Barnaby Joyce’s New Zealand citizenship and the government’s reaction

Barnaby Joyce
Contributed by Adam Carlton

Barnaby Joyce, the leader of the National Party and Deputy Prime Minister has been revealed as a citizen of New Zealand and this poses a serious dilemma for Malcolm Turnbull’s coalition government.

If Joyce is forced to depart, the majority of one has gone and the Coalition will be able to exist only as a minority government, so long as Labor allows it to do so.

What is the prospect of this happening? So far, there hasn’t been any indication that this will happen. And, why should It? The alternative is a new election, which Labor is likely to win by a landslide, if this were to happen soon.

For the Nationals, there is the added threat of losing their poster boy.

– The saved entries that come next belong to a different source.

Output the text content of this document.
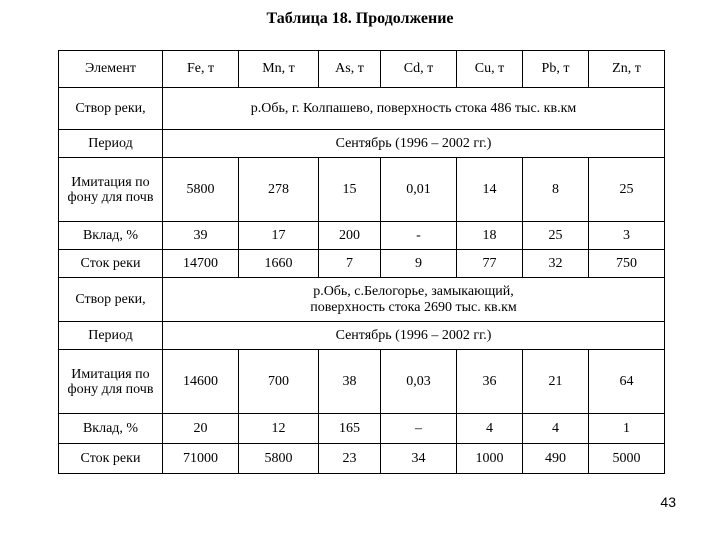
Таблица 18. Продолжение
Элемент	Fe, т	Mn, т	As, т	Cd, т	Cu, т	Pb, т	Zn, т
Створ реки,	р.Обь, г. Колпашево, поверхность стока 486 тыс. кв.км						
Период	Сентябрь (1996 – 2002 гг.)						
Имитация по фону для почв	5800	278	15	0,01	14	8	25
Вклад, %	39	17	200	-	18	25	3
Сток реки	14700	1660	7	9	77	32	750
Створ реки,	р.Обь, с.Белогорье, замыкающий, поверхность стока 2690 тыс. кв.км						
Период	Сентябрь (1996 – 2002 гг.)						
Имитация по фону для почв	14600	700	38	0,03	36	21	64
Вклад, %	20	12	165	–	4	4	1
Сток реки	71000	5800	23	34	1000	490	5000
43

It would be a serious setback and they would want to hold this off as long as possible.

The government has an incentive to string it out, no matter how dishonest this might be, in the hope that before the matter hits the fan, its standing will somehow improve.

This might be a long shot, but it’s all that there is, unless a way is fond to manipulate the legal process, to not only to stall any hearing in the High Court for as long as possible, but to pressure for the High Court to deliver a more generous interpretation of Section 44 of the Australian Constitution, which does not allow anyone with dual citizenship form holding parliamentary office.

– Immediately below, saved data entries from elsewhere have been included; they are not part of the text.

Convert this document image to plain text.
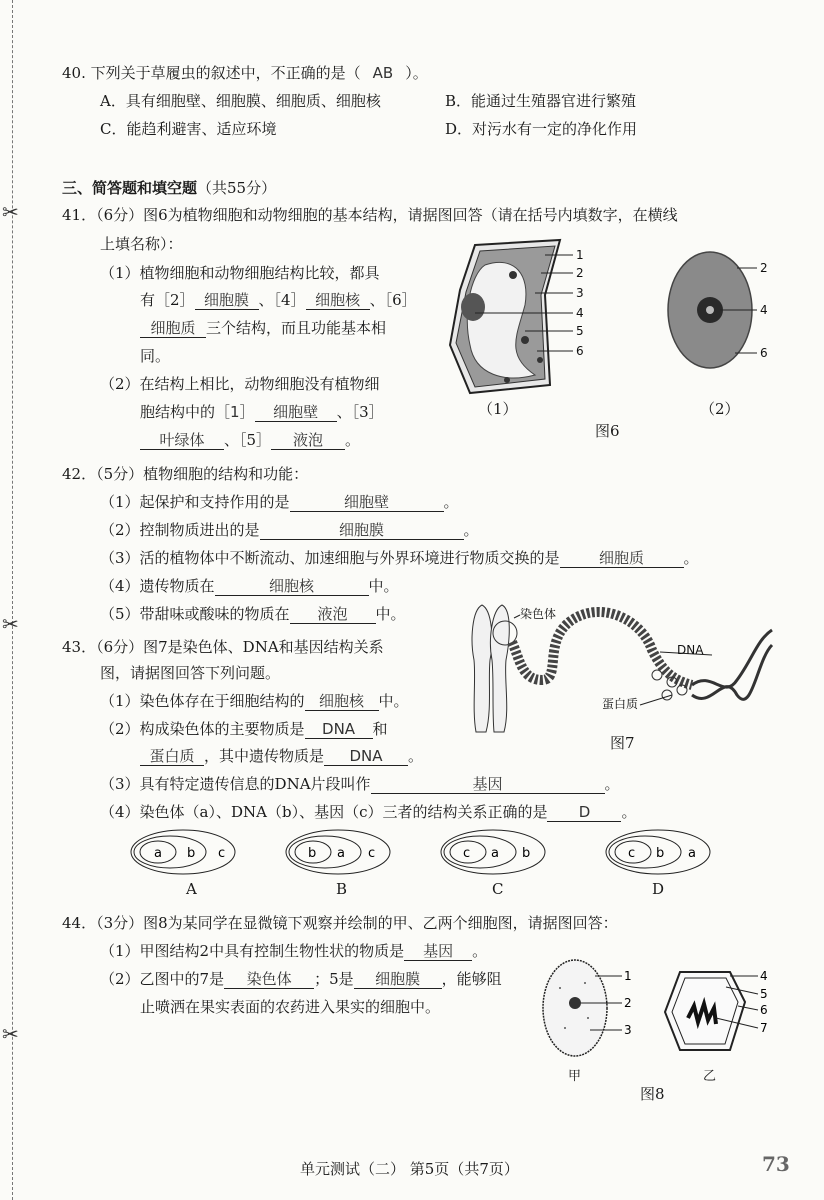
✂
✂
✂
40. 下列关于草履虫的叙述中，不正确的是（ AB ）。
A．具有细胞壁、细胞膜、细胞质、细胞核	B．能通过生殖器官进行繁殖
C．能趋利避害、适应环境	D．对污水有一定的净化作用
三、简答题和填空题（共55分）
41．（6分）图6为植物细胞和动物细胞的基本结构，请据图回答（请在括号内填数字，在横线
上填名称）：
（1）植物细胞和动物细胞结构比较，都具
有［2］ 细胞膜 、［4］ 细胞核 、［6］
细胞质 三个结构，而且功能基本相
同。
（2）在结构上相比，动物细胞没有植物细
胞结构中的［1］ 细胞壁 、［3］
叶绿体 、［5］ 液泡 。
1
2
3
4
5
6
（1）
2
4
6
（2）
图6
42．（5分）植物细胞的结构和功能：
（1）起保护和支持作用的是	细胞壁	。
（2）控制物质进出的是	细胞膜	。
（3）活的植物体中不断流动、加速细胞与外界环境进行物质交换的是	细胞质	。
（4）遗传物质在	细胞核	中。
（5）带甜味或酸味的物质在 液泡 中。
43．（6分）图7是染色体、DNA和基因结构关系
图，请据图回答下列问题。
（1）染色体存在于细胞结构的 细胞核 中。
（2）构成染色体的主要物质是 DNA 和
蛋白质 ，其中遗传物质是 DNA 。
（3）具有特定遗传信息的DNA片段叫作	基因	。
（4）染色体（a）、DNA（b）、基因（c）三者的结构关系正确的是 D 。
染色体
DNA
蛋白质
图7
a b c	b a c	c a b	c b a
A	B	C	D
44．（3分）图8为某同学在显微镜下观察并绘制的甲、乙两个细胞图，请据图回答：
（1）甲图结构2中具有控制生物性状的物质是 基因 。
（2）乙图中的7是 染色体 ；5是 细胞膜 ，能够阻
止喷洒在果实表面的农药进入果实的细胞中。
1
2
3
4
5
6
7
甲	乙
图8
单元测试（二） 第5页（共7页）	73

Barring those with dual citizenship may be an anachronism. The problem has been that the same issue has just caused the resignation of two Greens Senators, where the government looked on with obvious glee.

Since then, the light has found One Nation’s Malcolm Roberts has been caught. Not so much glee here. Roberts holds on without a whimper from the government.

Now that Joyce is in the spotlight, the government is being seen to actively apply a double standard. This is going to do nothing to help its poor image. The short -term payoff is that it is giving itself a chance to avoid standing for an election, which it knows it would likely lose by a landslide. The instinct for self-preservation, has a way of encouraging the betrayal of principle.

The immediate strategy looks like it is based on stalling the Joyce case before the High Court for as long as possible and thereby gaining a little breathing space to map out a more permanent solution. The prospect is that pressure will be put on the legal process to come out with the result that the government wants.

It means a more generous interpretation of section 44 of the Constitution that bars those holding dual citizenship from holding parliamentary office. The basis for this would be the much more far reaching implication that this could extend to those working in the public sector and where there is public funding.

If applied in this strict sense, at least hundreds of thousands of Australians would be affected. The argument is that to be upheld, the prohibition needs to be applied equally and is therefore unworkable.

By cynically selectively using what might be a just argument, to secure its political position, the Turnbull government is cutting further into is already low stock of political legitimacy, making it harder to operate and further increasing its internal instability.

Turnbull stands to be further diminished and his opponents, waiting are for an opportunity to impose a regime change, are being strengthened.